Apple began the transition to 64-bit hardware and software technology for Mac over a decade ago, and is working with developers to transition their apps to 64-bit. At our Worldwide Developers Conference in 2017, Apple informed developers that macOS High Sierra would be the last version of macOS to run 32-bit apps without compromise.
While developers optimize their apps for 64-bit compatibility, Apple is notifying customers when they are using an app based on 32-bit technology. This is done via a one-time alert that appears when you launch a 32-bit app.
Below you will find more information about the alert and what the 64-bit transition means for you.
Why am I seeing this alert?
Starting with macOS High Sierra 10.13.4, apps that have not been updated to use 64-bit processes produce a one-time alert when opened. This gives users advance notice that they are running 32-bit software, which will not be compatible with macOS in the future.
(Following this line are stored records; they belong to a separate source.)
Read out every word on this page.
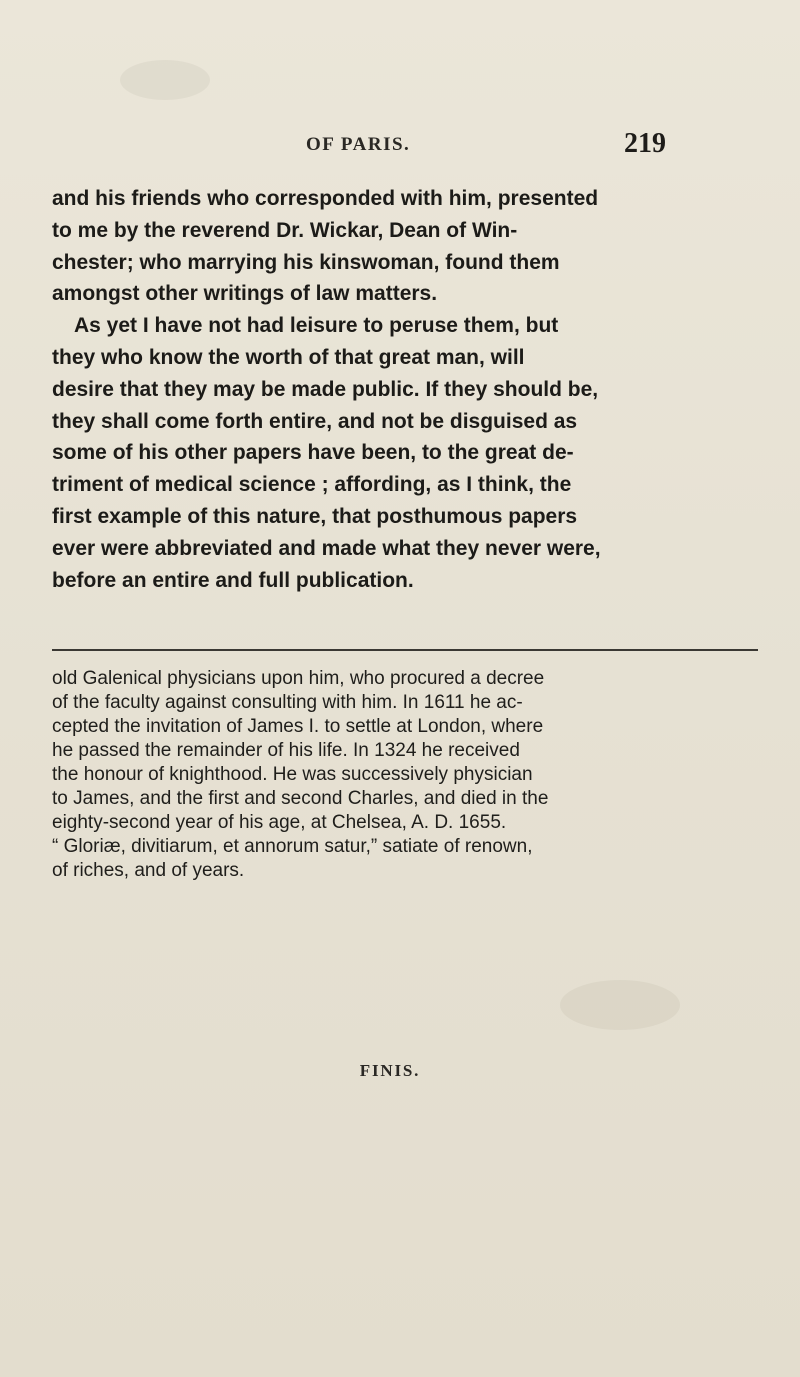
OF PARIS.	219
and his friends who corresponded with him, presented
to me by the reverend Dr. Wickar, Dean of Win-
chester; who marrying his kinswoman, found them
amongst other writings of law matters.
As yet I have not had leisure to peruse them, but
they who know the worth of that great man, will
desire that they may be made public. If they should be,
they shall come forth entire, and not be disguised as
some of his other papers have been, to the great de-
triment of medical science ; affording, as I think, the
first example of this nature, that posthumous papers
ever were abbreviated and made what they never were,
before an entire and full publication.
old Galenical physicians upon him, who procured a decree
of the faculty against consulting with him. In 1611 he ac-
cepted the invitation of James I. to settle at London, where
he passed the remainder of his life. In 1324 he received
the honour of knighthood. He was successively physician
to James, and the first and second Charles, and died in the
eighty-second year of his age, at Chelsea, A. D. 1655.
“ Gloriæ, divitiarum, et annorum satur,” satiate of renown,
of riches, and of years.
FINIS.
Can I keep using my 32-bit apps?
Yes, you may continue to use 32-bit apps with your Mac today. Using 32-bit software has no adverse effects on your data or your computer.
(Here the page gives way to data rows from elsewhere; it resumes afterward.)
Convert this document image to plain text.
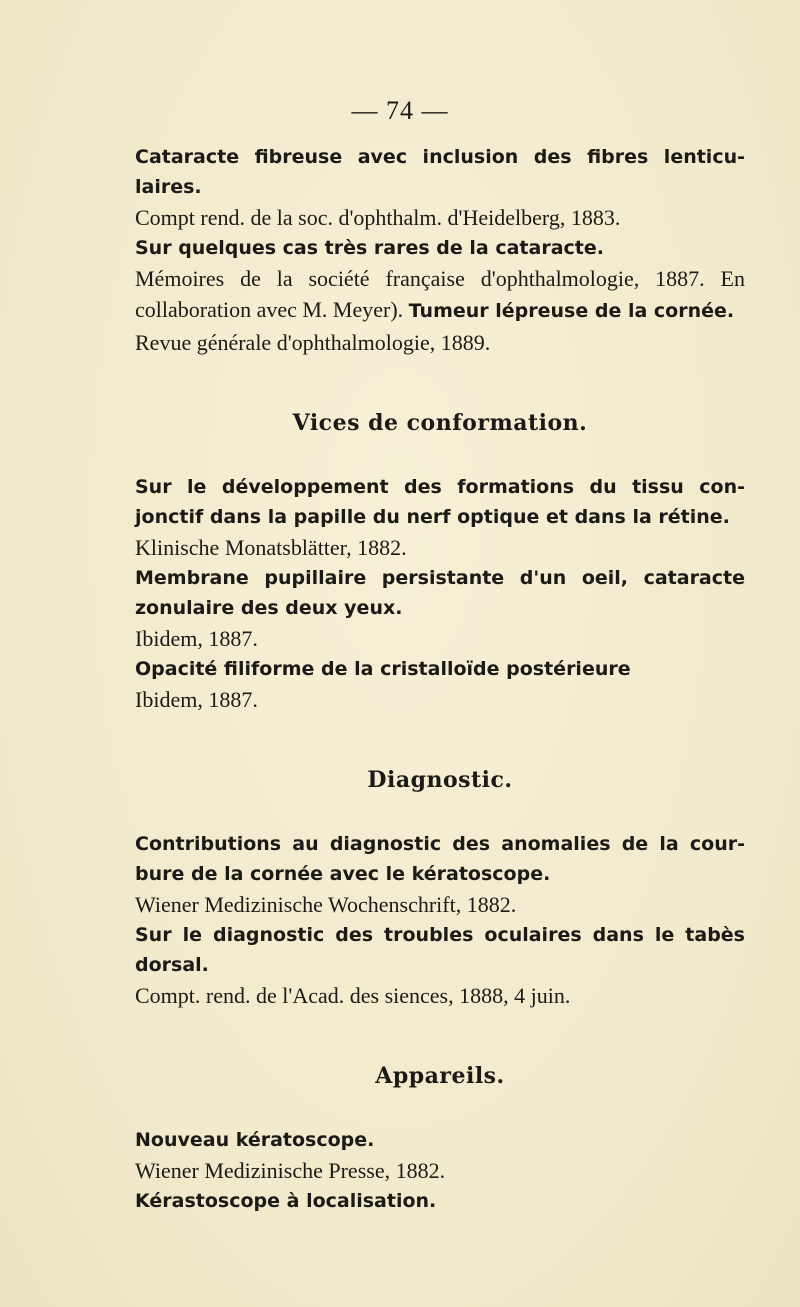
— 74 —

Cataracte fibreuse avec inclusion des fibres lenticu-laires.

Compt rend. de la soc. d'ophthalm. d'Heidelberg, 1883.

Sur quelques cas très rares de la cataracte.

Mémoires de la société française d'ophthalmologie, 1887. En collaboration avec M. Meyer). Tumeur lépreuse de la cornée.

Revue générale d'ophthalmologie, 1889.

Vices de conformation.

Sur le développement des formations du tissu con-jonctif dans la papille du nerf optique et dans la rétine.

Klinische Monatsblätter, 1882.

Membrane pupillaire persistante d'un oeil, cataracte zonulaire des deux yeux.

Ibidem, 1887.

Opacité filiforme de la cristalloïde postérieure

Ibidem, 1887.

Diagnostic.

Contributions au diagnostic des anomalies de la cour-bure de la cornée avec le kératoscope.

Wiener Medizinische Wochenschrift, 1882.

Sur le diagnostic des troubles oculaires dans le tabès dorsal.

Compt. rend. de l'Acad. des siences, 1888, 4 juin.

Appareils.

Nouveau kératoscope.

Wiener Medizinische Presse, 1882.

Kérastoscope à localisation.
When will the 64-bit transition be complete?
The 64-bit transition for macOS and macOS apps is still underway, so final transition dates have not yet been established. But now is a good time to check with the software developer to see if 64-bit versions of your favorite titles are available.
How do I get in touch with the app developer?
The easiest way to contact a developer is to look them up on the web. To find the name of the developer of an app, open the app, then click the app name in the menu bar and choose ”About....”
How do I check if an app is 32-bit or 64-bit?
From the Apple menu, choose About This Mac, then click the System Report button. From the system report, scroll down to Software, then select Applications. When you select an individual application, you will see a field titled ”64-bit (Intel)”. “Yes" indicates 64-bit; “No" indicates 32-bit.